LO STILE DELLA SINODALITÀ: FERMARSI
Sono tante le questioni che attraversano il dibattito interno ed esterno della nostra Comunità, e della Chiesa, in questo periodo. Ho trovato alcuni spunti interessanti che vorrei rilanciare per poter procedere in forma sinodale, camminando insieme, per attraversare in unità col Papa e in ascolto dello Spirito Santo questo tempo.
Scriveva una ragazza brasiliana, Mariane, responsabile di un movimento cattolico giovanile: “Sentiamo il bisogno di leggere gli avvenimenti della nostra storia – spesso indecifrabile, frammentata – non usando solo la nostra capacità di analisi, fatta con intelligenza o buona volontà; ma soprattutto lasciandoci guidare nell’unità col Papa dallo spirito di Gesù in mezzo a noi. Quindi un’esperienza di incontro personale con Lui vivo tra noi, che ci permetta di recuperare forze, visione, prospettiva. Ma anche un lasciarsi guidare da Lui per riscoprire i Suoi richiami in quello che viviamo per convertici”.

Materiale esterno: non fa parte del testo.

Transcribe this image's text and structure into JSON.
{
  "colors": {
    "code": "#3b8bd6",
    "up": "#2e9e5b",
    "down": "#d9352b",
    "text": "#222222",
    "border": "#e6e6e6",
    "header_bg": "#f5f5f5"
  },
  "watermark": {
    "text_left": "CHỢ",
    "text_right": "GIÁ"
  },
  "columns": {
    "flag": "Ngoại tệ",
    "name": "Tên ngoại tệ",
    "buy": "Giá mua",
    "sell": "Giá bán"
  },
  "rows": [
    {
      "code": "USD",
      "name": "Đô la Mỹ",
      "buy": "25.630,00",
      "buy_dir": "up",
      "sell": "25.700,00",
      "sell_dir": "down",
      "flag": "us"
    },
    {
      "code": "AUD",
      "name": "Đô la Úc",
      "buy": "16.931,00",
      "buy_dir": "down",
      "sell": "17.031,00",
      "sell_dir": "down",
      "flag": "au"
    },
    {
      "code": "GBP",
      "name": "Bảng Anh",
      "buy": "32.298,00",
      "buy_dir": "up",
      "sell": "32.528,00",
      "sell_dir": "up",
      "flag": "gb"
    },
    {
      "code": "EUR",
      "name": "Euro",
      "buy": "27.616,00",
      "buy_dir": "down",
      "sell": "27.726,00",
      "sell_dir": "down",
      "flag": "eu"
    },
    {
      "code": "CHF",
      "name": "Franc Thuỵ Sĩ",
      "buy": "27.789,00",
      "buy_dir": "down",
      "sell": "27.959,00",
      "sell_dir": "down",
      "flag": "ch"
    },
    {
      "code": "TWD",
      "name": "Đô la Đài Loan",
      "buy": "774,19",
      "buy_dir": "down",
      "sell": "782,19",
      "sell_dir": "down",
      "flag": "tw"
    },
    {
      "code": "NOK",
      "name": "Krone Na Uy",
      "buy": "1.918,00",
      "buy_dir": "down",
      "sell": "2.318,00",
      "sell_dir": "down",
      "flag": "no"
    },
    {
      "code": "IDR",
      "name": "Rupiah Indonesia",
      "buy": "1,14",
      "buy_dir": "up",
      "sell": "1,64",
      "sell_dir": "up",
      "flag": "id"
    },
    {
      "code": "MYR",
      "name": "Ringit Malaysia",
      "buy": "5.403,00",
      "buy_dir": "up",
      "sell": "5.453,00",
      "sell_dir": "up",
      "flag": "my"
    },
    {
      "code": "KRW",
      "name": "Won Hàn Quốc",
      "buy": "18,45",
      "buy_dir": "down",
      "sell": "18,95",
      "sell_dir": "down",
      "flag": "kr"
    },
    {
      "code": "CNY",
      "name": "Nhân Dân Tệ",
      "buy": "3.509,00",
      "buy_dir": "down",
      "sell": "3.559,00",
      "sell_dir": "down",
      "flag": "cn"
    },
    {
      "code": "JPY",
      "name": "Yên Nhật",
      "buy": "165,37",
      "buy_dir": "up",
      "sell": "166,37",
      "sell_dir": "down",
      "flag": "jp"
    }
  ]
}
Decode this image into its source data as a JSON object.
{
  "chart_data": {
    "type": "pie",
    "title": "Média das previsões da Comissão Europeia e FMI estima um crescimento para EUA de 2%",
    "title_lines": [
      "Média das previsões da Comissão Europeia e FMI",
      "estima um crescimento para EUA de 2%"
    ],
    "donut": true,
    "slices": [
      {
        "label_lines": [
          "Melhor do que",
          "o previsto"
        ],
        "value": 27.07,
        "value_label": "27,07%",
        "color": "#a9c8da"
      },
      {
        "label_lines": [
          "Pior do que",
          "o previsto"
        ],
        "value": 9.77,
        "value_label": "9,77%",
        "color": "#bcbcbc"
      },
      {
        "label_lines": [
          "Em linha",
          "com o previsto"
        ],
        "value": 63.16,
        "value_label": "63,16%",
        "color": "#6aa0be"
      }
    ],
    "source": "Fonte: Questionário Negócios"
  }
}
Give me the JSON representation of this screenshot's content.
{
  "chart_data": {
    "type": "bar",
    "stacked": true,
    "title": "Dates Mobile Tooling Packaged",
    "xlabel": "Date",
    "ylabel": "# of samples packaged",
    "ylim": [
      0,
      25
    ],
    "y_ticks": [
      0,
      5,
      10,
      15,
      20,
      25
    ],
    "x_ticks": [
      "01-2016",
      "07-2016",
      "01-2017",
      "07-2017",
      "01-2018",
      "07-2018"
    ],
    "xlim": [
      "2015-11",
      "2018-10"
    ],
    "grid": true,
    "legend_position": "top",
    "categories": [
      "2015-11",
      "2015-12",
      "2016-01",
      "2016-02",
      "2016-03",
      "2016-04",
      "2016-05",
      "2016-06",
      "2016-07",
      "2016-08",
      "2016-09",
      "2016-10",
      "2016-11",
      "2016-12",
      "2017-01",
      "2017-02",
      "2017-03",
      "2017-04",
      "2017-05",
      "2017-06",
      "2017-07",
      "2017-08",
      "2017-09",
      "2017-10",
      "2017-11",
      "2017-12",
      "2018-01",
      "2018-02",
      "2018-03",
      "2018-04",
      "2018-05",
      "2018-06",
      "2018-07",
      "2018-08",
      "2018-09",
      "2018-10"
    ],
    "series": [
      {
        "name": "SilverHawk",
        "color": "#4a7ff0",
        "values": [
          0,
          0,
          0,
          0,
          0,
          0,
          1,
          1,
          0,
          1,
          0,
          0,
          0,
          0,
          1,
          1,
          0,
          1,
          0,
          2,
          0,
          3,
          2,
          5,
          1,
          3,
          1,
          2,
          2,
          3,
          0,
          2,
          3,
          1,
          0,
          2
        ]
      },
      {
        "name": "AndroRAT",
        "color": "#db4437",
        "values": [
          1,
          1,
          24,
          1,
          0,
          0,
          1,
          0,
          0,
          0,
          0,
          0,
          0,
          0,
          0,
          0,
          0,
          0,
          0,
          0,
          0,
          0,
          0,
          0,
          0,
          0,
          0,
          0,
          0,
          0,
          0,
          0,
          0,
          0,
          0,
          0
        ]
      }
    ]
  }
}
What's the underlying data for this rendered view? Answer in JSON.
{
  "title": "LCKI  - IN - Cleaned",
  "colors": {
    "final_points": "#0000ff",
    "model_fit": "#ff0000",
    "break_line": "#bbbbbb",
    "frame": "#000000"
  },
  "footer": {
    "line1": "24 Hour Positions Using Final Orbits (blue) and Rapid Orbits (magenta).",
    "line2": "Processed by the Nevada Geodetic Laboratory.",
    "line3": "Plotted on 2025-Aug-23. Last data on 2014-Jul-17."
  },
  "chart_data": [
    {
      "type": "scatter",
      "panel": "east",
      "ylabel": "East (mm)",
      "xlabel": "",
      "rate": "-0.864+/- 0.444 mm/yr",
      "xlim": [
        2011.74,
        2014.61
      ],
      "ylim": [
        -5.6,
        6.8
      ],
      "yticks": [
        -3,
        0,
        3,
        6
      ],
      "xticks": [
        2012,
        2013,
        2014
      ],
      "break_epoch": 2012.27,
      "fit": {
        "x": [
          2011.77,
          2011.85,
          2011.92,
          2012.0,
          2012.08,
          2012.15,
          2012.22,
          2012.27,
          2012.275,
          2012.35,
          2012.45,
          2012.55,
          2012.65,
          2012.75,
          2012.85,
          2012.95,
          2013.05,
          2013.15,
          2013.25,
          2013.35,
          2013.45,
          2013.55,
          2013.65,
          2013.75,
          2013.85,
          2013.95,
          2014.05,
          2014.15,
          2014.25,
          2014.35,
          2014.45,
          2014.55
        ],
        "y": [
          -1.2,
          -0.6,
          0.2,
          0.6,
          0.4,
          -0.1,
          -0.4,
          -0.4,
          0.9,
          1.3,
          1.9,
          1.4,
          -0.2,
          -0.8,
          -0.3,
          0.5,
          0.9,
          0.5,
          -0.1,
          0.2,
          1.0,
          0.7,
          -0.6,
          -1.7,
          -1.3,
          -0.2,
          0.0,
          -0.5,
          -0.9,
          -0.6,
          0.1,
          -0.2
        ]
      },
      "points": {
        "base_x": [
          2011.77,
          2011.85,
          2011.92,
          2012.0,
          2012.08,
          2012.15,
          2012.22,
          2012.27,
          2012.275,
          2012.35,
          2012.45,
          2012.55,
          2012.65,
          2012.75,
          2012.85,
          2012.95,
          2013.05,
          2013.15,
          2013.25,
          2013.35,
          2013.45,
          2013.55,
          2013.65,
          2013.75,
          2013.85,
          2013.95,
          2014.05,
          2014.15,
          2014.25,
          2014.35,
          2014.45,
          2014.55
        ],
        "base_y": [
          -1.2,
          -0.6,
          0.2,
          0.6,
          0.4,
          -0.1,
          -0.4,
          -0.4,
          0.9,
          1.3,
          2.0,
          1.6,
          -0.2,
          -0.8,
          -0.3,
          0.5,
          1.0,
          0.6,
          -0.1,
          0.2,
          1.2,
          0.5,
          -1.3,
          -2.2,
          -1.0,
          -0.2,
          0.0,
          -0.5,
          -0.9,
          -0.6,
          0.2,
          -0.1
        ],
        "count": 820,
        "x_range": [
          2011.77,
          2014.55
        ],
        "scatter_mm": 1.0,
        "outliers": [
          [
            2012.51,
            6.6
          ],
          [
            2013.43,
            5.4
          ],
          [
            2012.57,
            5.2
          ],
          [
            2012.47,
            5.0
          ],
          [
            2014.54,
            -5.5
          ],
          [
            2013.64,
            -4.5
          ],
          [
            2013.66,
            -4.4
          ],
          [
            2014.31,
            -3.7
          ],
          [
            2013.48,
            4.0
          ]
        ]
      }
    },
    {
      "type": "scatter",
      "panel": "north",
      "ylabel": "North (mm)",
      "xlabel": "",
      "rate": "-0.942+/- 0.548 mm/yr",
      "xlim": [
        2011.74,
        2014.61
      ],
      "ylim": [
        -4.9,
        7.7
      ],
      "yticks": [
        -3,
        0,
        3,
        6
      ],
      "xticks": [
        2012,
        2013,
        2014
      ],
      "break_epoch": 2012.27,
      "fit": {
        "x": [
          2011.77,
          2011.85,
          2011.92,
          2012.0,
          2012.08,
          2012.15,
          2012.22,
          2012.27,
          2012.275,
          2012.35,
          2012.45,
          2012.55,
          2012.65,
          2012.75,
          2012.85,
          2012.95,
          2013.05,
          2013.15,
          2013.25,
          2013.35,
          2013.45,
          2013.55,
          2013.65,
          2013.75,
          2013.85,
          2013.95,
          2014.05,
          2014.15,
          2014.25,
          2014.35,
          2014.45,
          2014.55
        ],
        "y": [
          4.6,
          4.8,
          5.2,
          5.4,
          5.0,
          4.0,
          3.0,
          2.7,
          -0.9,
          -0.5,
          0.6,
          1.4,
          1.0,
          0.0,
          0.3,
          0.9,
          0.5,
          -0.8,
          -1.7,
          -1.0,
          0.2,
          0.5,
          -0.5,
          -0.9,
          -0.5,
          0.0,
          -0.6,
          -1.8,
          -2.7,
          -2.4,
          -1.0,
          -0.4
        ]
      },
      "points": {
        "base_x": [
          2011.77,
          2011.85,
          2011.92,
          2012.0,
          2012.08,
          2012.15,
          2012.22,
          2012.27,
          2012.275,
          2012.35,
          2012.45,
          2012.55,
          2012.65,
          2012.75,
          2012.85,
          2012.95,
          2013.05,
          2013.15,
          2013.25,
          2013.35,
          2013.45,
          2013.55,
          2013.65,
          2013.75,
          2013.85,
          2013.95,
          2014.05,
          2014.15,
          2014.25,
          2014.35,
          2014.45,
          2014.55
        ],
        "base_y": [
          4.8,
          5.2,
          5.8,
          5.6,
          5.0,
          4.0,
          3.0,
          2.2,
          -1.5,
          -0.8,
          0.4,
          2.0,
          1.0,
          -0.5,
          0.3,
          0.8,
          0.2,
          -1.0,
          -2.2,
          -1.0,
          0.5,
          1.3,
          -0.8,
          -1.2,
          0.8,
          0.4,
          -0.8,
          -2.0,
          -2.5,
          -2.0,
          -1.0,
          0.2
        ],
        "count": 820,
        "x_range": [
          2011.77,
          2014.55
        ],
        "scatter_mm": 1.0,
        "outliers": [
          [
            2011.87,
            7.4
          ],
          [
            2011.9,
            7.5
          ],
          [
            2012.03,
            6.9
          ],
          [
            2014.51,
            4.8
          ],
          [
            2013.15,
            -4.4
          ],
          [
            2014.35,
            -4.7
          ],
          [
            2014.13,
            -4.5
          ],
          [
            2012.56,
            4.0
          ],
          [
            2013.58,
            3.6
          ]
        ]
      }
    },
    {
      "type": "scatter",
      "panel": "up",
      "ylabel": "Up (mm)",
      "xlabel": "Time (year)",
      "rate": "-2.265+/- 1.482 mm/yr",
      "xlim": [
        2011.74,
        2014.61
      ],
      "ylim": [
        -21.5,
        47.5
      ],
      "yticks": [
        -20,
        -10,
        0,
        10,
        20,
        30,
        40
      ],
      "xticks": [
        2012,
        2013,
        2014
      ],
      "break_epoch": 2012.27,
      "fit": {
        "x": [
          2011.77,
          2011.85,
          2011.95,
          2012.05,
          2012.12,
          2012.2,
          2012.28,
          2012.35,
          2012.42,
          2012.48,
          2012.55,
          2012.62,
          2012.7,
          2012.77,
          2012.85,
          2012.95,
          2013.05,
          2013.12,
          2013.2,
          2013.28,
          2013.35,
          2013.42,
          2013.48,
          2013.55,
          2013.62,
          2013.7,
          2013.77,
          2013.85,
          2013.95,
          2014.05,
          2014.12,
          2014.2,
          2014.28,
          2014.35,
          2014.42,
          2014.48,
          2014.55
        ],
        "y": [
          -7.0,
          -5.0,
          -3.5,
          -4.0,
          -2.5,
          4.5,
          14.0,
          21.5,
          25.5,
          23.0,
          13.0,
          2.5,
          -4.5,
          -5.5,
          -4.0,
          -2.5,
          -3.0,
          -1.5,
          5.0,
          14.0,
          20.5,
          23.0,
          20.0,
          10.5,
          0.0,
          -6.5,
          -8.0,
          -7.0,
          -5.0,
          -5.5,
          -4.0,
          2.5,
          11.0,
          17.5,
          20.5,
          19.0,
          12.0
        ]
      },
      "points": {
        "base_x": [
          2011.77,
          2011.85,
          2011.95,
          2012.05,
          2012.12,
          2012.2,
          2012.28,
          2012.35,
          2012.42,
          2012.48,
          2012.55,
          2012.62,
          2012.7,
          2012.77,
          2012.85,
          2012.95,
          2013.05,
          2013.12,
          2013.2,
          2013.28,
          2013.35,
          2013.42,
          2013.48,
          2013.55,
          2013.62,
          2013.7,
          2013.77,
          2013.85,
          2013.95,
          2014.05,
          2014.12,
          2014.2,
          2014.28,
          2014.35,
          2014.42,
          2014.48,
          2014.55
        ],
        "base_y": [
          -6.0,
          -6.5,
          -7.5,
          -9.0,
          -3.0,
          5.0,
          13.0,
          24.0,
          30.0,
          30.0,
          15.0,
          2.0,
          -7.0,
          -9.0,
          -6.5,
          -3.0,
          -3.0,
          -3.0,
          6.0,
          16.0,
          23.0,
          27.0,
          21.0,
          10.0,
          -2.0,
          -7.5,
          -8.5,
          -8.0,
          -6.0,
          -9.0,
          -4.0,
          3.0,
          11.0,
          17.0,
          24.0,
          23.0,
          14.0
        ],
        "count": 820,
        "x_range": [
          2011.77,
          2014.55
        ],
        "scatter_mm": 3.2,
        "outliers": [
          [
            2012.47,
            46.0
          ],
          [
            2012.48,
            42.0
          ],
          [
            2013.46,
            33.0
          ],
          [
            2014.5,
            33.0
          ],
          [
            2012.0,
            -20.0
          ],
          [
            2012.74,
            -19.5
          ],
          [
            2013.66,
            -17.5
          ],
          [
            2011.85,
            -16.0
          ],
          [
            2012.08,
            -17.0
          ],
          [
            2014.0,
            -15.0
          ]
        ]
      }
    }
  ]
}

E un altro, Osvaldo, impegnato in un’associazione culturale, diceva:
“La situazione della pandemia che ci pesa e che ha trasformato il nostro modo di incontrarci; il dolore delle vittime di abusi che ci arriva in un modo o nell’altro; i dubbi sulla nostra sostenibilità; la difficoltà ad aiutare persone e popoli con sofferenze e violenze inenarrabili, ci potrebbero far pensare che non siamo capaci, che la sfida è troppo grande per le nostre forze”.
Per questo è necessario fermarci, dialogare, confrontarci, comprenderci reciprocamente.
Fermarsi è non continuare a camminare senza guardare le ferite; fermarsi è chiederci perché ci polarizziamo; domandarci se veramente tra di noi c’è uno spazio per chi pensa diversamente. È anche ricordare quanti sono andati via perché non trovavano il loro posto, perché si sentivano esclusi. Fermarsi è rivedere come abbiamo mantenuto i rapporti; fermarsi è lasciarsi ferire da queste domande, dalla nostra storia incompiuta. Fermarsi è guardare in faccia quelle cose che non riusciamo ancora a fare bene, o non sappiamo fare meglio. E fermarci è anche lasciare spazio alla speranza e riconoscere tutto il bene che la Chiesa sta facendo; non è cadere in un pessimismo paralizzante, è saper guardare il mondo con occhi nuovi ed è soprattutto guardare insieme, non solo indietro, ma anche in avanti.
Occorre fermarsi personalmente e comunitariamente, per comprendere cosa serve veramente fare, cosa significa stare di fronte alle sfide della sostenibilità economica, del fenomeno della polarizzazione, dell’accoglienza, della tolleranza, della diversità. Siamo capaci di dialogare, porci in ascolto, metterci in posizione d’imparare? Sappiamo fermarci per riconoscere le ferite intorno a noi, assumerle, curarle?
È importante fermarci e guardare insieme da quali priorità partire, sapendo ascoltare le ferite che ci sono dentro, e quelle che abbiamo attorno.
Fermarci per imparare sempre, anche dai nostri errori, ad essere fratelli e sorelle di tutti. Anche di chi non la pensa come noi. Anche dei non credenti. Il nostro cuore deve essere quello di un padre e di una madre che accoglie sempre il figlio e gli vuole bene, al di là delle idee che possono essere diverse. Non si deve mai smettere di amare, per nessun motivo. E nessuno escludere dal nostro amore.